Boston police tried to stop the public from videotaping officers under the state’s wiretapping act, and arrested an attorney for recording officers with his cellphone. In that case — Glik v. Cunniffe — the 1st U.S. Circuit Court of Appeals ruled that such videotaping is a free speech right protected under the First Amendment. Mobile devices and social media bring football’s instant replay capability to law enforcement and to thousands of armchair quarterbacks around the world. It’s also important to remember that nothing on social media ever goes away.
Law enforcement agencies around the country may see social media as a double-edged sword, but it’s here to stay and must be placed in the tool belts of officers and departments.
According to Dunwoody, Ga., Police Chief Billy Grogan, embracing social media is one of the smartest decisions law enforcement can make today.
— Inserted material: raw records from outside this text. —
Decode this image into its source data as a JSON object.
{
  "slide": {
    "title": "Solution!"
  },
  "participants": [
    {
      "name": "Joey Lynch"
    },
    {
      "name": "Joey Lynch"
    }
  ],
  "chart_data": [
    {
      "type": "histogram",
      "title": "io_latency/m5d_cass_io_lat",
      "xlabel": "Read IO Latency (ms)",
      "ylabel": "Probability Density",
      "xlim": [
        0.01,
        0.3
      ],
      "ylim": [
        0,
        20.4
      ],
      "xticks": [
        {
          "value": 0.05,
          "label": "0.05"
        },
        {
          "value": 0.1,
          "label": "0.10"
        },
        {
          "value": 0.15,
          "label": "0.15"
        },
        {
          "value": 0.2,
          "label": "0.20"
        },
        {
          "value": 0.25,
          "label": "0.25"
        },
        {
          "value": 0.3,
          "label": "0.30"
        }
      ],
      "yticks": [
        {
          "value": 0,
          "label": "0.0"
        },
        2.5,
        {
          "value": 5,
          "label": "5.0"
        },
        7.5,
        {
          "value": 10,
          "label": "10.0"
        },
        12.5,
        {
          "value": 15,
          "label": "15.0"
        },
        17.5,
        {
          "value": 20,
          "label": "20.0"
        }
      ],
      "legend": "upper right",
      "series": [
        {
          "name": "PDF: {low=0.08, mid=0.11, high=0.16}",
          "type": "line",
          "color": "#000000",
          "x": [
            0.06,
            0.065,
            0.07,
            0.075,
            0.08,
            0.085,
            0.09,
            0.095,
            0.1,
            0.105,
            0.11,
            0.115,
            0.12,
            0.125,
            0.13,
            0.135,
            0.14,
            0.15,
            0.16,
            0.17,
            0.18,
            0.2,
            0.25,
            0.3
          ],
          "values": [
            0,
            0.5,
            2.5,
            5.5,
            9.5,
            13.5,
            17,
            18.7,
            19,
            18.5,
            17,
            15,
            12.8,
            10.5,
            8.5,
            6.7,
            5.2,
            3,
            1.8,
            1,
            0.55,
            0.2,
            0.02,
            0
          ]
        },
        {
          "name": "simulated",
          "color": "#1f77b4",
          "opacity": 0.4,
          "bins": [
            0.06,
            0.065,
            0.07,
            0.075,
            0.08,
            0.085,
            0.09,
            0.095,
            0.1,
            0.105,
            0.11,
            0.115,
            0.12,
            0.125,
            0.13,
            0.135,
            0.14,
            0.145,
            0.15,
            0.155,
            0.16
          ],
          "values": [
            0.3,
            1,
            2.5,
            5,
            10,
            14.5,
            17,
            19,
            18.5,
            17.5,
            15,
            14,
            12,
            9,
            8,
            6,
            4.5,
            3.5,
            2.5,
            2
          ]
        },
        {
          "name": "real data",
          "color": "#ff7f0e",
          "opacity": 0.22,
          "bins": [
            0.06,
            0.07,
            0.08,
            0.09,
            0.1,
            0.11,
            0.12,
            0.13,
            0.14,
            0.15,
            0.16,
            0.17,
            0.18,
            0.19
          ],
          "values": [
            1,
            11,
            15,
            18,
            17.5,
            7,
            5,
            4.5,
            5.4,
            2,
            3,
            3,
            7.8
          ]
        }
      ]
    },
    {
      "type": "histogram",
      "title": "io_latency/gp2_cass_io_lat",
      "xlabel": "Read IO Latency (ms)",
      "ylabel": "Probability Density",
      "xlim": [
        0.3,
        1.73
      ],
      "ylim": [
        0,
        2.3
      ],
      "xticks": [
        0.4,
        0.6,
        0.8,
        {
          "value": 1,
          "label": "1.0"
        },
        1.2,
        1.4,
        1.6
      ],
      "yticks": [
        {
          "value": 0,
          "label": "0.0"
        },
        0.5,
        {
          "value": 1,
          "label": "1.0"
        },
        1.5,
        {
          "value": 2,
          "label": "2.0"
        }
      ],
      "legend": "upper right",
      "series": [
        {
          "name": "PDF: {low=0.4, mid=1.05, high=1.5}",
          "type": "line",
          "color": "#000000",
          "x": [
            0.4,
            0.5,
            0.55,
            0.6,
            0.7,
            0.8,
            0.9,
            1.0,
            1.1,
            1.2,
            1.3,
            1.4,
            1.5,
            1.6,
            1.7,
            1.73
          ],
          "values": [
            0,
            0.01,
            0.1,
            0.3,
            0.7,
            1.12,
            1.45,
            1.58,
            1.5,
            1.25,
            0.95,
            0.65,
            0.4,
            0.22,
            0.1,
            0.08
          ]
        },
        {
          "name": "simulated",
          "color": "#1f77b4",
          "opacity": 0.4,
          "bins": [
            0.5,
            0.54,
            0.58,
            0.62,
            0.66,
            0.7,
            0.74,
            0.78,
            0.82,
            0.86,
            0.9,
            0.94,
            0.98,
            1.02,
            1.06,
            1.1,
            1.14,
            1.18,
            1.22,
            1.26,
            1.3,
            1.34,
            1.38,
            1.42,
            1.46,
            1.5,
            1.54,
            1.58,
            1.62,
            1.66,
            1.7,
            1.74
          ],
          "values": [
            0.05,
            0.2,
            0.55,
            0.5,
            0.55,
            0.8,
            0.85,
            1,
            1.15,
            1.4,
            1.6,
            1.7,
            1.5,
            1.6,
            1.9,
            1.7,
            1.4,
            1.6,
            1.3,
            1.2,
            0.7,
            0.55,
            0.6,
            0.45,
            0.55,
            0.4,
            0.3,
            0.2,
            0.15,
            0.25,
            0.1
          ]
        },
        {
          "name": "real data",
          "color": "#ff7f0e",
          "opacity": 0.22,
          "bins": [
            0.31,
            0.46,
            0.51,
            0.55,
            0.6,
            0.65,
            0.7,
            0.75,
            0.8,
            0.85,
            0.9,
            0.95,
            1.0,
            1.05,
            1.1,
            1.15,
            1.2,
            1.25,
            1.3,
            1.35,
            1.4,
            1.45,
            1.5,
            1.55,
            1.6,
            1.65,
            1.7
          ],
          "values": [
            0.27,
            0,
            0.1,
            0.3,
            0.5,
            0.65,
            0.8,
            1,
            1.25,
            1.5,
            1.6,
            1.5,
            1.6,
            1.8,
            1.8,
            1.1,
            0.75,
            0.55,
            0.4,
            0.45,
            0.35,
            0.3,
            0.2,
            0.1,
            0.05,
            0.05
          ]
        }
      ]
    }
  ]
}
In an article written for the International Association of Chiefs of Police, Grogan outlined three reasons for this: Social networks offer a natural platform for extending community policing efforts. They provide a way for departments to promote positive accomplishments. And finally, the continuing popularity of these networks simply makes them hard to ignore.
“The need is there. The people are there,” Grogan wrote. “Why aren’t you and your department?”
Investigations: The Good
Lt. Charles L. Cohen of the Indiana State Police has been training state and local police agencies on social media usage since 2002. He said that while criminals are using mobile devices to hide their activities, social media offers huge benefits to law enforcement.
“Investigative targets are putting a lot more information voluntarily online,” said Cohen. “It’s readily available and helps us paint a true and accurate picture of what individuals are doing.”
For example, pertinent information can be learned if a member of a criminal organization attends a family reunion and then a video of it is uploaded to YouTube. “That helps investigators put faces with street names and put people in association with others, when you ordinarily wouldn’t be able to do that,” Cohen said. “Even five years ago, if you wanted to show an association between two people, you had to do surveillance. Now you can just go to blogs, video or image sharing sites, and in many cases, find those pictures.”
Images on social media sites also often yield other information of interest to the investigator. Photo background information was used last year to find a child pornographer and his victim, Cohen said. Metadata and geotagging of images can help locate where and when photos were taken.
And it’s not just social media that’s providing easily available information. Investigators also can get help from government websites, which now provide large amounts of information online. “Most assessors’ offices [and] most county recorders put information on the Internet about your house,” Cohen said. “You can find out online where I bought my house, when, from whom and how much I paid for it. You can find out who my neighbors are, what my neighbors do for a living — all this information is available.”
Whitcomb explained that checking social networks for information is now routine investigative work. “Let’s say we get a name of a possible suspect in a shooting, would I look to see if that person had a Twitter or Facebook account? Of course I would. It’s just detectives doing good detective work. You need a warrant to go where the public can’t go. But if you can grab it online, you’re good to go. It’s like electronic canvassing — no different from going out door-to-door saying, ‘Did you see or hear anything?’”
Mike Edwards, a special assignments lieutenant with the Seattle Police Department’s Criminal Investigations Bureau, said criminals sometimes think they are anonymous online. “There was a prolific motorcycle thief,” he said. “We found out he had a Facebook page, and he would post photos of himself on the stolen motorcycles. With that evidence, we were able to get a conviction. Some of them he took to chop shops, and we were able to arrest folks in the chop shops as well. So that was purely a social media tool.”
Edwards, a 31-year police veteran, said some cases lean heavily on social networking. Another example included a blog post that had references to social media and chat rooms, which detectives determined were being used by a pimp. “We were able to secure the arrest and recover two juvenile prostitutes and reunite them with their families.”
An investigation now, said Edwards, “covers the gamut, from your Craigslist-type postings where it’s seller-to-seller with fraud going on, all the way to an individual who is using social media to share specific criminal knowledge or evidence with other individuals because they’re so darn proud of what they’re doing.”
Seattle police also use social media for early warnings about events that can impact public safety. For instance, city leaders monitored social networks on the proposed Sept. 17 “Day of Rage,” which fortunately didn’t amount to much.
“We want to make sure we’ve got enough staff to ensure that people who demonstrate can do so safely, that traffic can move, and that public safety is achieved,” Whitcomb said. “So that’s just proper planning.”